Les universités sentaient elles-mêmes le besoin de se rajeunir. Longtemps indifférentes à ce qui se passait dans l’âme et dans l’esprit des foules, elles se sont humanisées, elles ont pris à tâche de justifier leur existence auprès des petites gens. Dorénavant elles ne croient pas déroger en s’imposant une sorte d’apostolat in partibus infidelium. Elles envoient chaque année dans les grandes et petites villes des missionnaires chargés de faire des conférences, d’enseigner aux petits bourgeois, aux ouvriers, aux artisans de Sheffield, d’Oldham, de Newcastle, la chimie, la physique et, selon les cas, l’histoire d’Angleterre ou les beautés de la tragédie grecque.

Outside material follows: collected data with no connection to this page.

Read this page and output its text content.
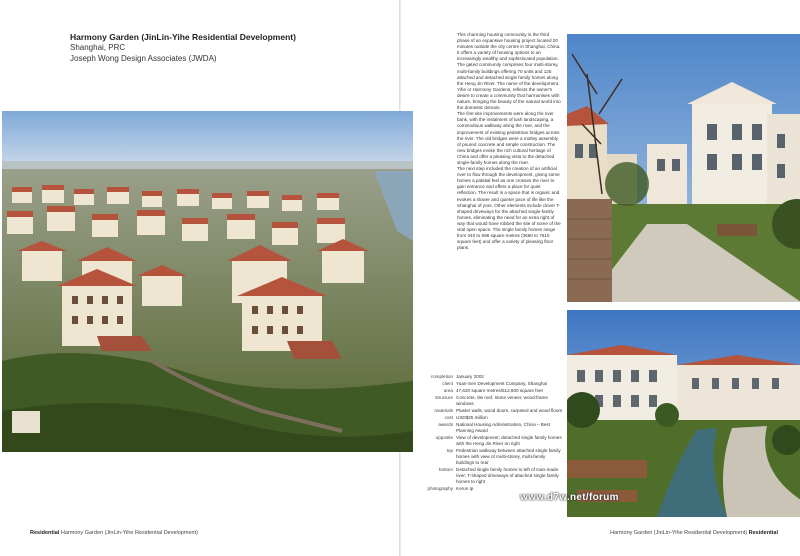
Harmony Garden (JinLin-Yihe Residential Development)
Shanghai, PRC
Joseph Wong Design Associates (JWDA)

This charming housing community is the third phase of an expansive housing project located 20 minutes outside the city centre in Shanghai, China. It offers a variety of housing options to an increasingly wealthy and sophisticated population.

The gated community comprises four multi-storey, multi-family buildings offering 70 units and 125 attached and detached single family homes along the Heng Jin River. The name of the development, Yihe or Harmony Gardens, reflects the owner's desire to create a community that harmonises with nature, bringing the beauty of the natural world into the domestic domain.

The first site improvements were along the river bank, with the instalment of lush landscaping, a commodious walkway along the river, and the improvement of existing pedestrian bridges across the river. The old bridges were a motley assembly of poured concrete and simple construction. The new bridges evoke the rich cultural heritage of China and offer a pleasing vista to the detached single-family homes along the river.

The next step included the creation of an artificial river to flow through the development, giving some homes a palatial feel as one crosses the river to gain entrance and offers a place for quiet reflection. The result is a space that is organic and evokes a slower and quieter pace of life like the Shanghai of yore. Other elements include clever T-shaped driveways for the attached single-family homes, eliminating the need for an extra right of way that would have robbed the site of some of the vital open space. The single family homes range from 340 to 698 square metres (3660 to 7510 square feet) and offer a variety of pleasing floor plans.

completion January 2002
client Yuan-Sen Development Company, Shanghai
area 47,620 square metres/512,600 square feet
structure Concrete, tile roof, stone veneer, wood-frame windows
materials Plaster walls, wood doors, carpeted and wood floors
cost USD$25 million
awards National Housing Administration, China – Best Planning Award
opposite View of development; detached single family homes with the Heng Jin River on right
top Pedestrian walkway between attached single family homes with view of multi-storey, multi-family buildings to rear
bottom Detached single family homes to left of man-made river; T-shaped driveways of attached single family homes to right
photography Kerun Ip
www.d7w.net/forum
Residential Harmony Garden (JinLin-Yihe Residential Development)	Harmony Garden (JinLin-Yihe Residential Development) Residential
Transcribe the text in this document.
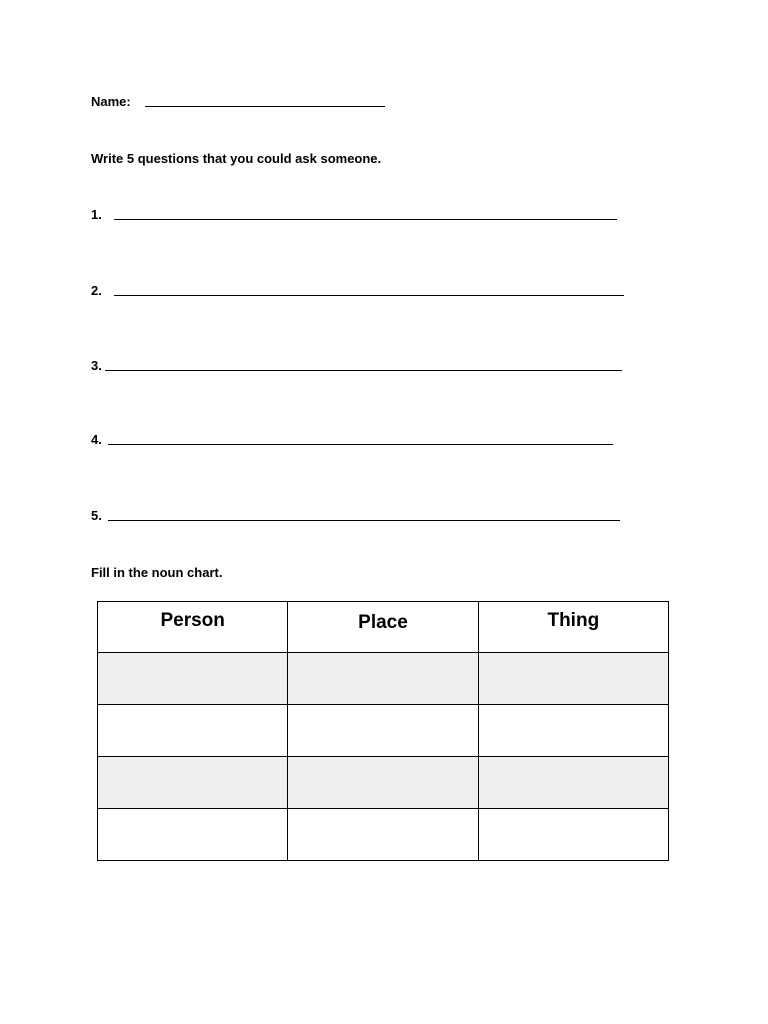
Name:
Write 5 questions that you could ask someone.
1.
2.
3.
4.
5.
Fill in the noun chart.
Person	Place	Thing
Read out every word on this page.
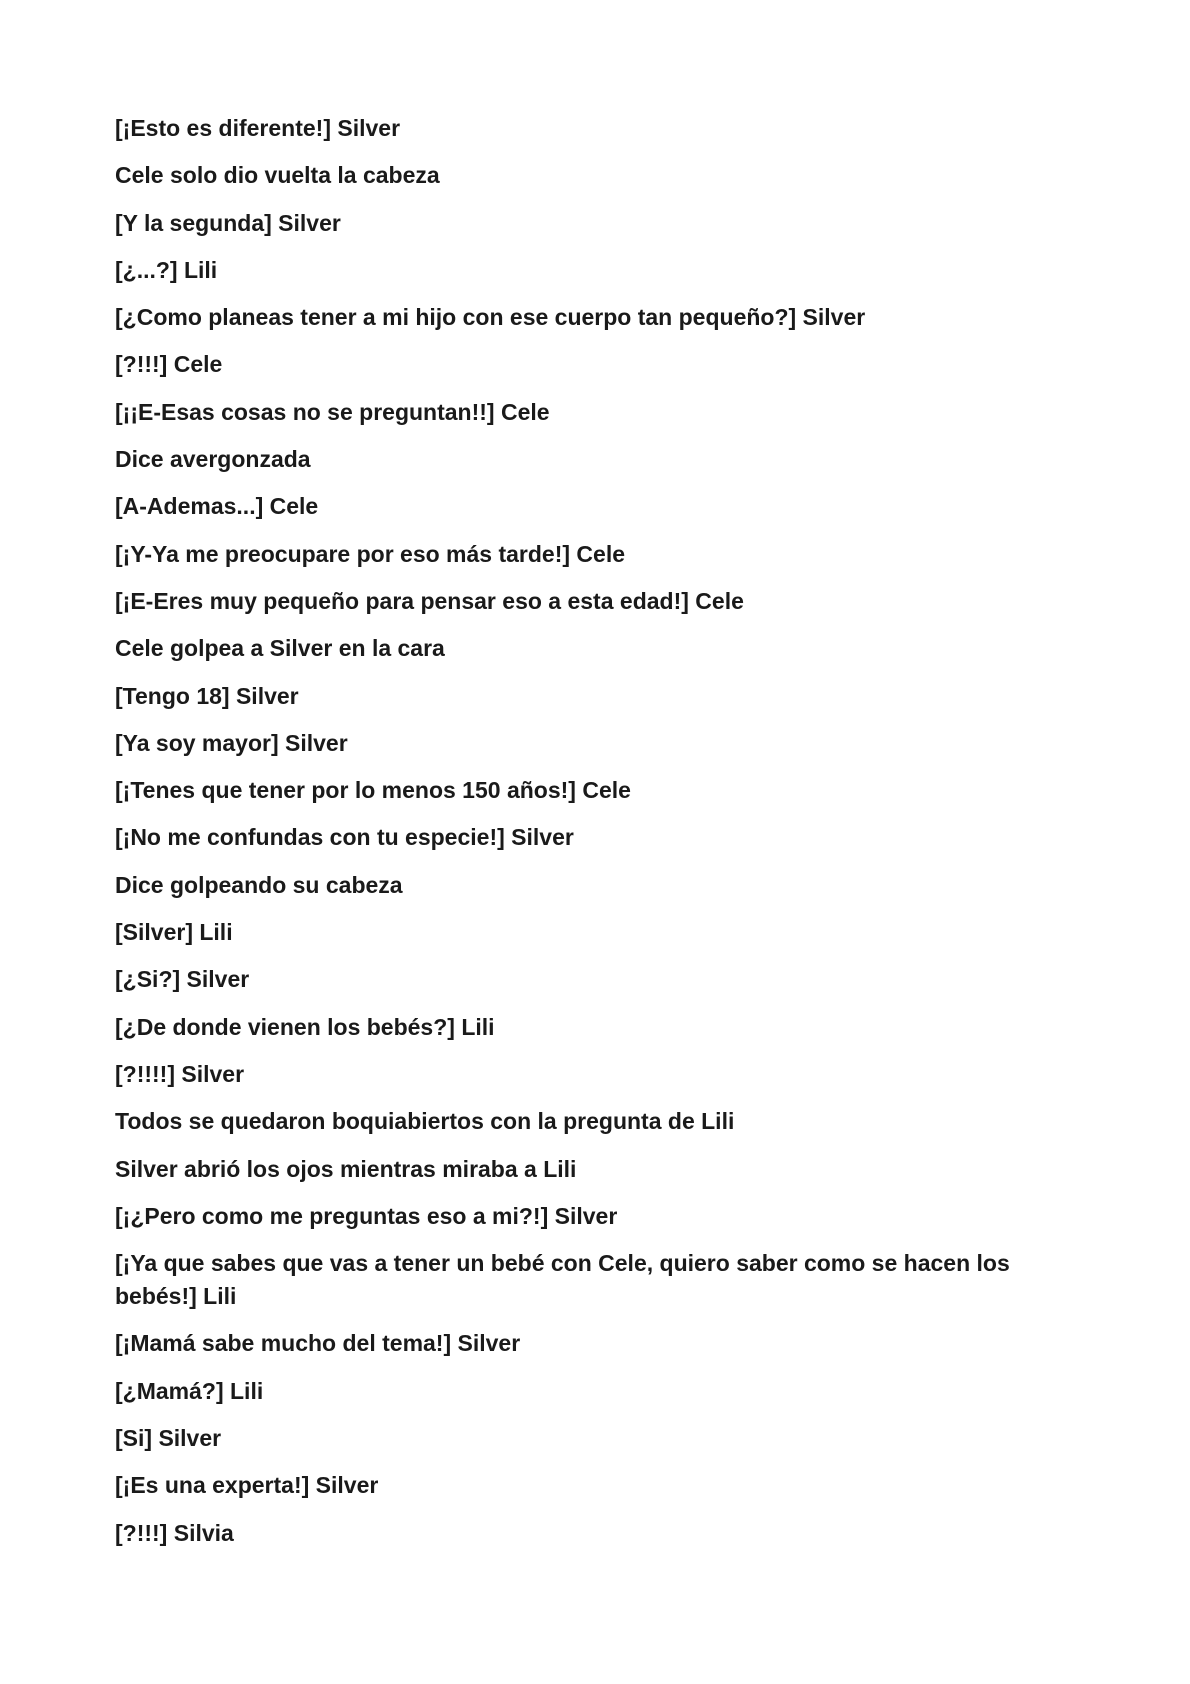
[¡Esto es diferente!] Silver

Cele solo dio vuelta la cabeza

[Y la segunda] Silver

[¿...?] Lili

[¿Como planeas tener a mi hijo con ese cuerpo tan pequeño?] Silver

[?!!!] Cele

[¡¡E-Esas cosas no se preguntan!!] Cele

Dice avergonzada

[A-Ademas...] Cele

[¡Y-Ya me preocupare por eso más tarde!] Cele

[¡E-Eres muy pequeño para pensar eso a esta edad!] Cele

Cele golpea a Silver en la cara

[Tengo 18] Silver

[Ya soy mayor] Silver

[¡Tenes que tener por lo menos 150 años!] Cele

[¡No me confundas con tu especie!] Silver

Dice golpeando su cabeza

[Silver] Lili

[¿Si?] Silver

[¿De donde vienen los bebés?] Lili

[?!!!!] Silver

Todos se quedaron boquiabiertos con la pregunta de Lili

Silver abrió los ojos mientras miraba a Lili

[¡¿Pero como me preguntas eso a mi?!] Silver

[¡Ya que sabes que vas a tener un bebé con Cele, quiero saber como se hacen los bebés!] Lili

[¡Mamá sabe mucho del tema!] Silver

[¿Mamá?] Lili

[Si] Silver

[¡Es una experta!] Silver

[?!!!] Silvia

D’autre part, elles ont institué un système d’examens locaux à l’usage de ceux qui ne sont pas membres de l’Université. Toute ville d’Angleterre est autorisée à faire examiner par leurs agrégés les élèves de ses écoles secondaires. « Au jour indiqué, les candidats inscrits se réunissent ; on leur distribue des séries de questions imprimées qui ont été expédiées, avec toutes les précautions voulues, d’Oxford ou de Cambridge. Une commission nommée par l’université reçoit, corrige et classe les compositions… L’émulation des écoles entre elles est stimulée par les examinateurs, qui publient non seulement la liste des candidats reçus, mais encore un classement des meilleurs candidats. » Ajoutez que l’Université de Londres, qui n’est pas un corps enseignant, mais une commission d’examens, a depuis longtemps le droit de conférer des grades aux élèves sortis des écoles secondaires ; que son certificat de matriculation ouvre une foule de carrières ; qu’en 1858 le nombre des candidats n’était que de 299, qu’en 1885 il s’élevait à 1 900. On a souvent dit que la France était le pays des examens, des concours et des diplômes : si c’est une maladie, cette fièvre, paraît-il, est contagieuse, et l’Angleterre en est atteinte.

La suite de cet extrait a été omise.